Séisme au Japon : La paralysie de la production automobile nationale va-t-elle se répercuter jusqu’en Europe ?
Après la violente secousse qui a frappé l’île de Kyushu, la quasi-totalité des constructeurs japonais sont contraints de mettre à l’arrêt leurs sites de productions. Cette paralysie due à la fragilité du modèle nippon, pourrait entraîner quelques perturbations sur le marché européen.

Après Toyota, Nissan, Mitsubishi, Honda est à son tour contraint d’arrêter ses unités de production automobile aujourd’hui.
Une semaine après le séisme d’une magnitude de 7,1 qui a secoué l’île de Kyushu au sud de l’archipel japonais, le bilan industriel est sans appel. La production automobile nationale se trouve, dans sa quasi-totalité, à l’arrêt.
La silicon island frappée de plein fouet
Ce qui n’était initialement qu’une mesure de sécurité préventive dans la zone épicentrale du séisme, s’est rapidement transformé en une paralysie systémique.
L’île de Kyushu, surnommée « silicon island » pour sa forte concentration d’usines d’électronique abrite le cœur battant de l’appareil productif japonais. Frappé par un tremblement de terre le 28 juillet dernier, l’appareil productif a été totalement perturbé sur l’île. Les conséquences se font sentir bien au-delà. Soulevant des inquiétudes quant aux chaînes d’approvisionnement et à la logistique, jusqu’à ébranler le principe même du toyotisme et du flux tendu fondé sur la quasi-absence de stock de sécurité.

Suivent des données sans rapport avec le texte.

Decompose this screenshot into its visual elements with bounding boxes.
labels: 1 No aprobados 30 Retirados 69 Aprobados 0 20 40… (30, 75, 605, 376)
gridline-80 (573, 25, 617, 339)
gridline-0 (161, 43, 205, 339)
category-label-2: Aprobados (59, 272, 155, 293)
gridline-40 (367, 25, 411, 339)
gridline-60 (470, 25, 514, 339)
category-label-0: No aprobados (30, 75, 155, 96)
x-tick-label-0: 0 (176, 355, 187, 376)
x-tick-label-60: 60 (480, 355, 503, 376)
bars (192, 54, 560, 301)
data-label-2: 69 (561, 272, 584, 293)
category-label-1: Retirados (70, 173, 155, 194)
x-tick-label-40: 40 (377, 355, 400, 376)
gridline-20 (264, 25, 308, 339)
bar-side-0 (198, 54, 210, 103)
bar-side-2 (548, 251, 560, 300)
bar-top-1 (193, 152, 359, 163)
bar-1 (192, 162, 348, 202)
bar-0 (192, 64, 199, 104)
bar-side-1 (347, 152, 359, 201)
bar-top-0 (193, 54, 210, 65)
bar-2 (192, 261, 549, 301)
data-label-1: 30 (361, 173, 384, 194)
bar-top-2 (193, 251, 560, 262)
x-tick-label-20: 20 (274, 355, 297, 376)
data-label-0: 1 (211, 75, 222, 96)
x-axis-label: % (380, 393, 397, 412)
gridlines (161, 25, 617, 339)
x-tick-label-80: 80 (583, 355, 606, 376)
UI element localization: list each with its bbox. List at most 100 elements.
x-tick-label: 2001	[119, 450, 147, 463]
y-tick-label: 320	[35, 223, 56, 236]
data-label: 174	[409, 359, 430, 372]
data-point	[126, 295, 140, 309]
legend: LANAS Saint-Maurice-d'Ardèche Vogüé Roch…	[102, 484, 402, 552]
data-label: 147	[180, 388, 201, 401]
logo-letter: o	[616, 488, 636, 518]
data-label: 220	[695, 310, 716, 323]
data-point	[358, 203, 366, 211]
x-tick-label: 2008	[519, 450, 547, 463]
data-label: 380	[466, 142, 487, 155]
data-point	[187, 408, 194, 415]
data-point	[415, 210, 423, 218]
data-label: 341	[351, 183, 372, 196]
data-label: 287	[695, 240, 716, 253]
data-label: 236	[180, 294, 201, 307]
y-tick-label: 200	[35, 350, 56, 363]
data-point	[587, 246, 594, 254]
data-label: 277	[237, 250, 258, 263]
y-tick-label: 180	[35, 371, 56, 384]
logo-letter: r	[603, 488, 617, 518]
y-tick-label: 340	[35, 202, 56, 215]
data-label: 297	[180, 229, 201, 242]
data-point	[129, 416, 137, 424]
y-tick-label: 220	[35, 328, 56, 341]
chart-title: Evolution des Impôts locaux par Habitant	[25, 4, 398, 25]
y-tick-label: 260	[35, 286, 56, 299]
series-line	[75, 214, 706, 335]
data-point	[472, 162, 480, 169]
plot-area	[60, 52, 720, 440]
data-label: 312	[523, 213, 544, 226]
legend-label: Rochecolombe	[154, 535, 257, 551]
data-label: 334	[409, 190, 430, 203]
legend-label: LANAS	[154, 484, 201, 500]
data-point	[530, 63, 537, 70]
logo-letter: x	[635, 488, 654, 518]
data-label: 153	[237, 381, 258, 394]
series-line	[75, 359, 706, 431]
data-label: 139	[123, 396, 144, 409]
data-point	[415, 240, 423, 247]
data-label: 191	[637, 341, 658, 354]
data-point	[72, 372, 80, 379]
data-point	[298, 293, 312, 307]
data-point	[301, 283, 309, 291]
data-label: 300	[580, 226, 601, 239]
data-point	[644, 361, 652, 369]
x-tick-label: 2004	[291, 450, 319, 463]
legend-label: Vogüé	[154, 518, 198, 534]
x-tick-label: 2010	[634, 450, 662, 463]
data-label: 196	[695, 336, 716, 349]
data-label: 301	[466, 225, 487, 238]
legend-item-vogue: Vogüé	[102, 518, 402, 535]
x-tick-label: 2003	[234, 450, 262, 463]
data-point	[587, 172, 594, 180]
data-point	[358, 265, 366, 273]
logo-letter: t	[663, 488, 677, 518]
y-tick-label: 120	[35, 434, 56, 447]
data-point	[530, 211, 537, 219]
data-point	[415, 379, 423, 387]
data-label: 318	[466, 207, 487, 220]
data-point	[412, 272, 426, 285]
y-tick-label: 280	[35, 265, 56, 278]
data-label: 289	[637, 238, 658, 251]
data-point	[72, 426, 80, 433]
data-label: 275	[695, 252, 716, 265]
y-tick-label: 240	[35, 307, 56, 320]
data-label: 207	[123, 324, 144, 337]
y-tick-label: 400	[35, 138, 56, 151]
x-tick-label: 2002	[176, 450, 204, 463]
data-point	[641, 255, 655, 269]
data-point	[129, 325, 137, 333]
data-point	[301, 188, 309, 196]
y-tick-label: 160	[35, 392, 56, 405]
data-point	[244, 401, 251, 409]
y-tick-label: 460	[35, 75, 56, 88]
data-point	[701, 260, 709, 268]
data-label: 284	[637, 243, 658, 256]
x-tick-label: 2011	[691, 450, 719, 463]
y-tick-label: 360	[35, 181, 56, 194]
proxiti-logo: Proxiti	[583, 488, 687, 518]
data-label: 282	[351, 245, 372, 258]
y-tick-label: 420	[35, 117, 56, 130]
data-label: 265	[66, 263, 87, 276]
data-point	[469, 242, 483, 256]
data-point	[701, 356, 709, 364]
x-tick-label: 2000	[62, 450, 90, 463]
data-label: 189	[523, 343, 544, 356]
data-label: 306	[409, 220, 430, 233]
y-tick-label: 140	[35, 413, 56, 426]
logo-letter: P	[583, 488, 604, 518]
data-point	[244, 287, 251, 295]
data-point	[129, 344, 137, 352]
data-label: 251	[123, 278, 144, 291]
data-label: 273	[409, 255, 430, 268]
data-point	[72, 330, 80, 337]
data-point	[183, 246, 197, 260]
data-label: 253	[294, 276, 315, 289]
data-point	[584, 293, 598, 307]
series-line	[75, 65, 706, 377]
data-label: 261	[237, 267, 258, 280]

Le numéro un mondial automobile, Toyota, a d’abord dû suspendre les opérations de son site majeur de Miyata à Kyushu, où sont assemblés les modèles haut de gamme de la marque Lexus. Mais en quelques heures, suite à la rupture d’approvisionnement en pièces fondamentales et composants électroniques, le constructeur a été contraint d’arrêter son usine de Tahara, située pourtant à 600 km de l’épicentre, avant de geler les lignes de sa filiale Daihatsu. Le même scénario frappe l’ensemble des constructeurs nippon.
L’effet domino du stock zéro
Nissan a suspendu la totalité de sa production de ses deux complexes industriels de Kyushu, stoppant net la production de ses SUV exportés à travers le monde. Chez Honda, après la fermeture du site 2 roues de Kumamoto (épicentre du séisme), la direction a dû se résoudre à interrompre les chaînes de montage des usines de Yori et de Suzuka à partir d’aujourd’hui, jusqu’au 7 août. Les deux sites étant pourtant situés à 1 000 kilomètres de l’épicentre du tremblement de terre. Misubishi et Suzuki complètent le tableau d’une industrie contrainte d’ajuster ou d’interrompre leurs cadences au jour le jour.
L’origine de ce blocage généralisé ne se trouve pas dans l’ampleur des dégâts structurels sur les usines d’assemblage, conçue pour résister aux violentes secousses, mais dans la défaillance d’une poignée d’équipementiers de premier rang. Notamment Aisin, l’un des plus grands équipementiers automobiles du Japon qui a dû arrêter la production de son usine de Kumamoto face aux dommages subis par les installations. Les perturbations subies par le géant des puces automobiles Renesas, également installé sur l’île de Kyushu, ont également enrayé toute la chaîne de production
Si les constructeurs assurent que des plans de continuité d’activité sont déployés pour organiser des transferts de production ou le recalibrage rapide des outils de production, le calendrier presse.
Quelles répercussions sur le marché européen ?
Les véhicules produits exclusivement au sud du Japon s’apprêtent à subir des retards de livraison sur le Vieux Continent. À commencer par les hybrides et SUV Lexus ou certains modèles de pointes de Nissan et Honda.
Ce dernier, depuis la fermeture du site historique de Swindon en Grande-Bretagne en juillet 2021, et le rapatriement de sa production au Japon, ne bénéficie plus d’unité d’assemblage en Europe. De quoi raréfié encore un peu plus la disponibilité des modèles de la marque.
Par ailleurs, cette crise opérationnelle survient alors que les constructeurs japonais subissent déjà des baisses de profits, l’effondrement des ventes en Chine et une forte concurrence internationale.